Since a major national anti-smoking group has expressed support for firing smokers in the workplace in order to save employers health care costs and protect nonsmoking employees from having to "subsidize" health care costs for smokers, I feel compelled to offer a detailed commentary on this policy issue. This is the second of a three-part series devoted to this important issue. My first post presented my own plan to save employers money spent on health care and to prevent employees from having to subsidize health care costs of their fellow workers.
The background for this commentary is as follows:
According to a press release issued by Action on Smoking and Health (ASH), a Washington, D.C.-based anti-smoking organization: "firing smokers is an appropriate and very effective way to stop burdening the great majority of employees who wisely chose not to smoke with the enormous unnecessary costs of smoking by their fellow employees."
The Rest of the Story
According to the Lung Cancer Alliance, "over 60% of new lung cancers are diagnosed in people who never smoked or who managed to quit smoking even decades ago."
In fact, the majority of lung cancer cases do NOT occur in smokers. They occur in ex-smokers. Approximately 50% of lung cancer cases occur in former smokers, compared to just 35-40% in current smokers. For an employer, hiring a current smoker is statistically less likely to result in incurring high costs for the treatment of lung cancer than hiring a former smoker.
It is quite clear that ex-smokers, even if they quit a long time ago, represent a significant and substantial risk to the employer of having to face the inordinately high costs of medical treatment of these individual employees for lung cancer.
In the CPS-II cohort study, former 1+ pack per day male smokers who quit within the past year actually had the highest observed relative risk of getting lung cancer compared to male never smokers (50.7), even higher than the relative risk for current pack a day smokers (26.9). And the relative risk for lung cancer remained quite high (12.6) for former pack a day smokers who had quit up to 15 years earlier. Even former pack a day or more smokers who quit greater than or equal to 16 years previously had a relative risk of lung cancer of 5.5 (from 1990 Surgeon General's report: U.S. Department of Health and Human Services. The Health Benefits of Smoking Cessation: A Report of the Surgeon General. Atlanta, GA: Centers for Disease Control, 1990).
A study of 2,257 HMO members in California found that male former smokers actually had more physician visits than current smokers (Oakes TW, et al. Health service utilization by smokers and nonsmokers. Medical Care 1974; 12: 958-966). And another study found that male former smokers actually lose more days of work to illness than male current smokers (U.S. Department of Health and Human Services. The Health Consequences of Smoking: Cancer and Chronic Lung Disease in the Workplace. A Report of the Surgeon General. Office on Smoking and Health, 1985). And yet another study reported higher rates of chronic ilness, acute illness, and physician visits, and comparable rates of outpatient visits among former smokers (even those who quit more than one year previously) compared to current smokers (Balarajan R, et al. Smoking and state of health.

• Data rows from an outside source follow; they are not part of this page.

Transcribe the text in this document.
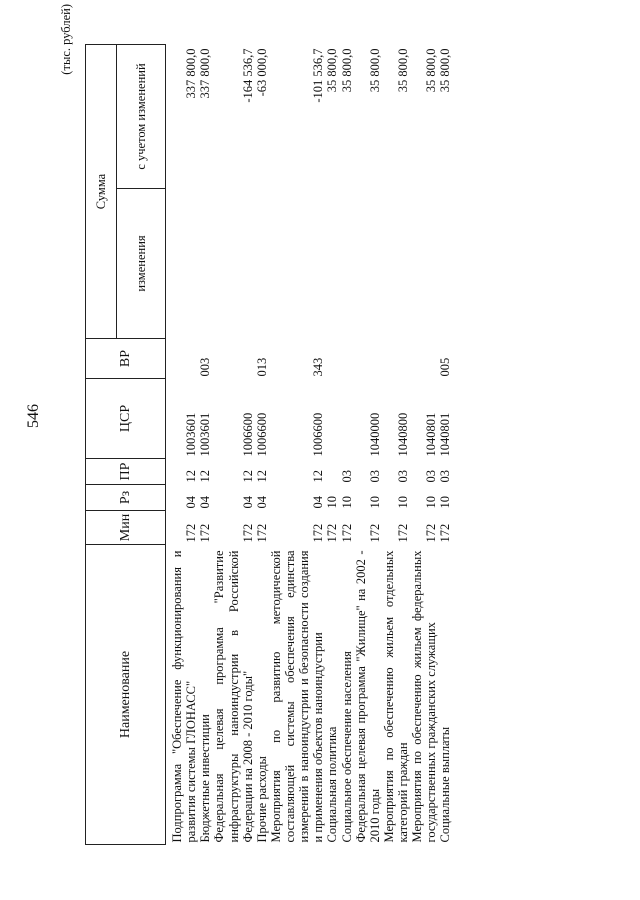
546
(тыс. рублей)
Наименование	Мин	Рз	ПР	ЦСР	ВР	Сумма	
						изменения	с учетом изменений
Подпрограмма "Обеспечение функционирования и развития системы ГЛОНАСС"	172	04	12	1003601			337 800,0
Бюджетные инвестиции	172	04	12	1003601	003		337 800,0
Федеральная целевая программа "Развитие инфраструктуры наноиндустрии в Российской Федерации на 2008 - 2010 годы"	172	04	12	1006600			-164 536,7
Прочие расходы	172	04	12	1006600	013		-63 000,0
Мероприятия по развитию методической составляющей системы обеспечения единства измерений в наноиндустрии и безопасности создания и применения объектов наноиндустрии	172	04	12	1006600	343		-101 536,7
Социальная политика	172	10					35 800,0
Социальное обеспечение населения	172	10	03				35 800,0
Федеральная целевая программа "Жилище" на 2002 - 2010 годы	172	10	03	1040000			35 800,0
Мероприятия по обеспечению жильем отдельных категорий граждан	172	10	03	1040800			35 800,0
Мероприятия по обеспечению жильем федеральных государственных гражданских служащих	172	10	03	1040801			35 800,0
Социальные выплаты	172	10	03	1040801	005		35 800,0
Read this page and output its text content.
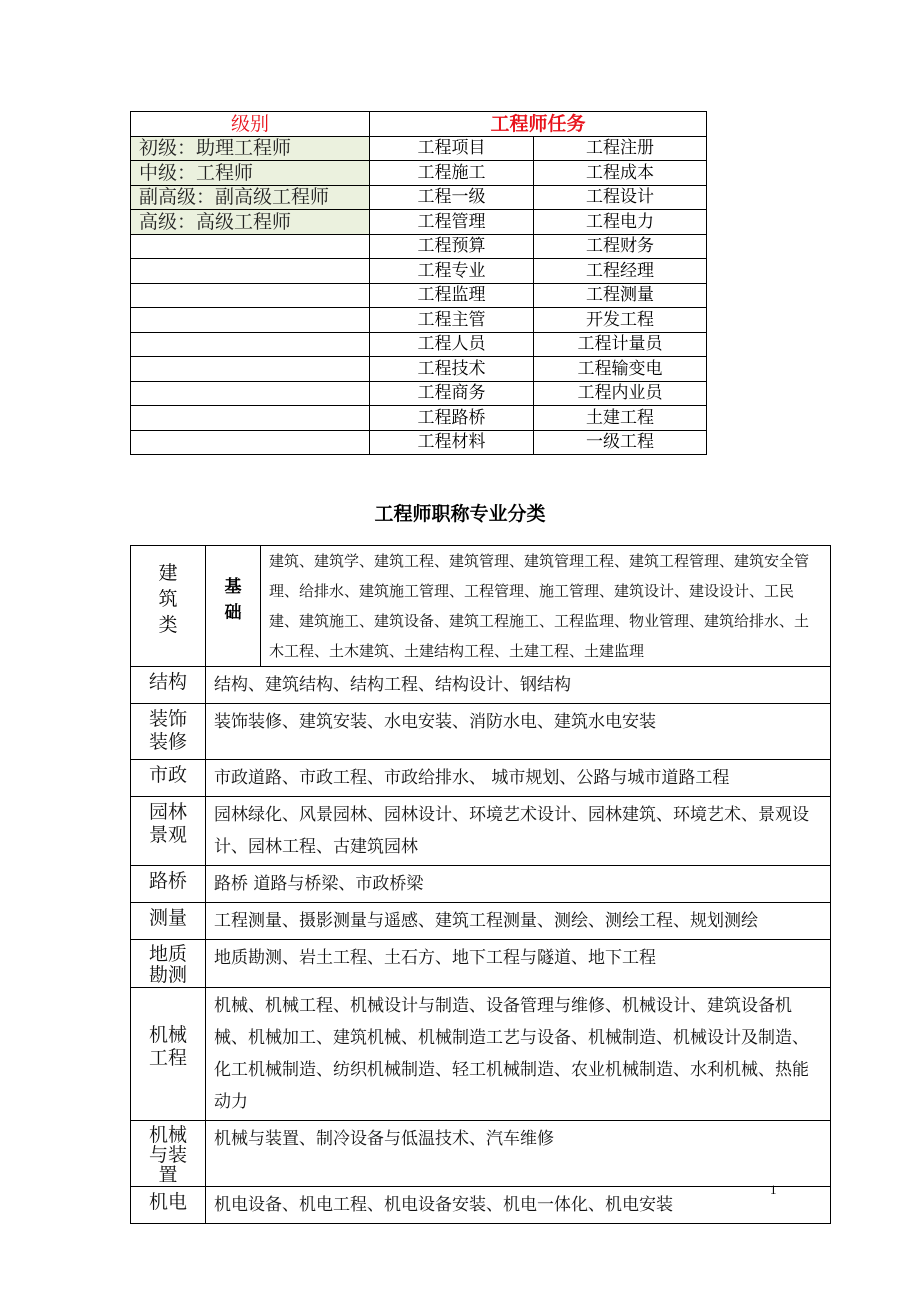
级别	工程师任务	
初级：助理工程师	工程项目	工程注册
中级：工程师	工程施工	工程成本
副高级：副高级工程师	工程一级	工程设计
高级：高级工程师	工程管理	工程电力
	工程预算	工程财务
	工程专业	工程经理
	工程监理	工程测量
	工程主管	开发工程
	工程人员	工程计量员
	工程技术	工程输变电
	工程商务	工程内业员
	工程路桥	土建工程
	工程材料	一级工程
工程师职称专业分类
建筑类	基础	建筑、建筑学、建筑工程、建筑管理、建筑管理工程、建筑工程管理、建筑安全管理、给排水、建筑施工管理、工程管理、施工管理、建筑设计、建设设计、工民建、建筑施工、建筑设备、建筑工程施工、工程监理、物业管理、建筑给排水、土木工程、土木建筑、土建结构工程、土建工程、土建监理
结构	结构、建筑结构、结构工程、结构设计、钢结构	

装饰装修	装饰装修、建筑安装、水电安装、消防水电、建筑水电安装	
市政	市政道路、市政工程、市政给排水、 城市规划、公路与城市道路工程	

园林景观	园林绿化、风景园林、园林设计、环境艺术设计、园林建筑、环境艺术、景观设计、园林工程、古建筑园林	
路桥	路桥 道路与桥梁、市政桥梁	
测量	工程测量、摄影测量与遥感、建筑工程测量、测绘、测绘工程、规划测绘	

地质勘测	地质勘测、岩土工程、土石方、地下工程与隧道、地下工程	

机械工程	机械、机械工程、机械设计与制造、设备管理与维修、机械设计、建筑设备机械、机械加工、建筑机械、机械制造工艺与设备、机械制造、机械设计及制造、化工机械制造、纺织机械制造、轻工机械制造、农业机械制造、水利机械、热能动力	

机械与装置	机械与装置、制冷设备与低温技术、汽车维修	
机电	机电设备、机电工程、机电设备安装、机电一体化、机电安装	
1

British Medical Journal 1985; 291:1682).
If it is true that the "great majority of employees" who "wisely chose not to smoke" are being "burdened" with the "enormous unnecessary costs of smoking by their fellow employees," then it is certainly true as well that these employees are also being burdened with the enormous unnecessary costs of prior smoking by their fellow employees who most unwisely chose to smoke earlier in their lives.

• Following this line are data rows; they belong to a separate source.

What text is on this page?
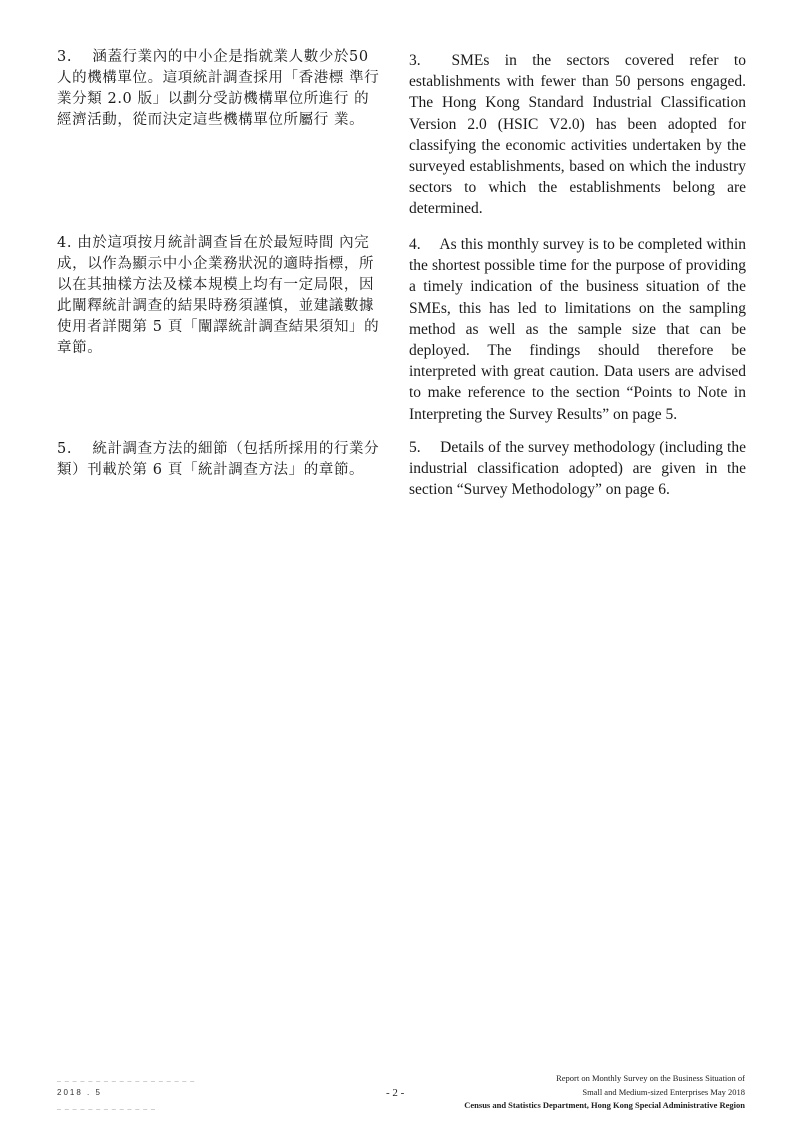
3.　 涵蓋行業內的中小企是指就業人數少於50人的機構單位。這項統計調查採用「香港標 準行業分類 2.0 版」以劃分受訪機構單位所進行 的經濟活動，從而決定這些機構單位所屬行 業。

3.  SMEs in the sectors covered refer to establishments with fewer than 50 persons engaged. The Hong Kong Standard Industrial Classification Version 2.0 (HSIC V2.0) has been adopted for classifying the economic activities undertaken by the surveyed establishments, based on which the industry sectors to which the establishments belong are determined.

4. 由於這項按月統計調查旨在於最短時間 內完成，以作為顯示中小企業務狀況的適時指標，所以在其抽樣方法及樣本規模上均有一定局限，因此闡釋統計調查的結果時務須謹慎，並建議數據使用者詳閱第 5 頁「闡譯統計調查結果須知」的章節。

4.  As this monthly survey is to be completed within the shortest possible time for the purpose of providing a timely indication of the business situation of the SMEs, this has led to limitations on the sampling method as well as the sample size that can be deployed. The findings should therefore be interpreted with great caution. Data users are advised to make reference to the section “Points to Note in Interpreting the Survey Results” on page 5.

5.　 統計調查方法的細節（包括所採用的行業分類）刊載於第 6 頁「統計調查方法」的章節。

5.  Details of the survey methodology (including the industrial classification adopted) are given in the section “Survey Methodology” on page 6.

_ _ _ _ _ _ _ _ _ _ _ _ _ _ _ _ _ _
2018 . 5
_ _ _ _ _ _ _ _ _ _ _ _ _
- 2 -
Report on Monthly Survey on the Business Situation of
Small and Medium-sized Enterprises May 2018
Census and Statistics Department, Hong Kong Special Administrative Region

Thus, to avoid burdening never smoking employees with the enormous unnecessary costs of smoking and prior smoking by their fellow employees, it only makes sense to fire both smokers and ex-smokers. I don't see any way that ASH could rationalize not including ex-smokers, who clearly represent an unfair burden on their employers and fellow employees because of their increased risk of disease. The data simply do not justify making a distinction between these two groups, if the concern is saving health care costs for the employer and not burdening fellow employees with unnecessary costs due to smoking by their fellow employees.
Now to tip my hat to myself, I must say that this policy of firing ex-smokers is a brilliant solution to getting around the problem of anti-discrimination laws in some states that prevent employers from making smoking a condition of employment. My policy doesn't make smoking a condition of employment. It makes previous smoking a condition of employment. Thus, in states where firing smokers is not allowed, employers can still save huge amounts of money by firing ex-smokers.
Second, my policy allows employers to retain young smokers, who are not likely to get sick, but to unload older ex-smokers, who are very likely to get sick and incur huge health care costs. And it avoids age discrimination by not basing the policy on age, but on former smoking status.
If ASH is serious about saving health care costs for employers and removing the burden on nonsmokers of the costs imposed upon them due to the poor choices of those who chose to smoke, then it should immediately call not only for the firing of smokers, but for the firing of ex-smokers as well.
In fact, there is every reason to believe that a policy of firing ex-smokers would be far more effective in saving health care dollars than a policy of firing smokers.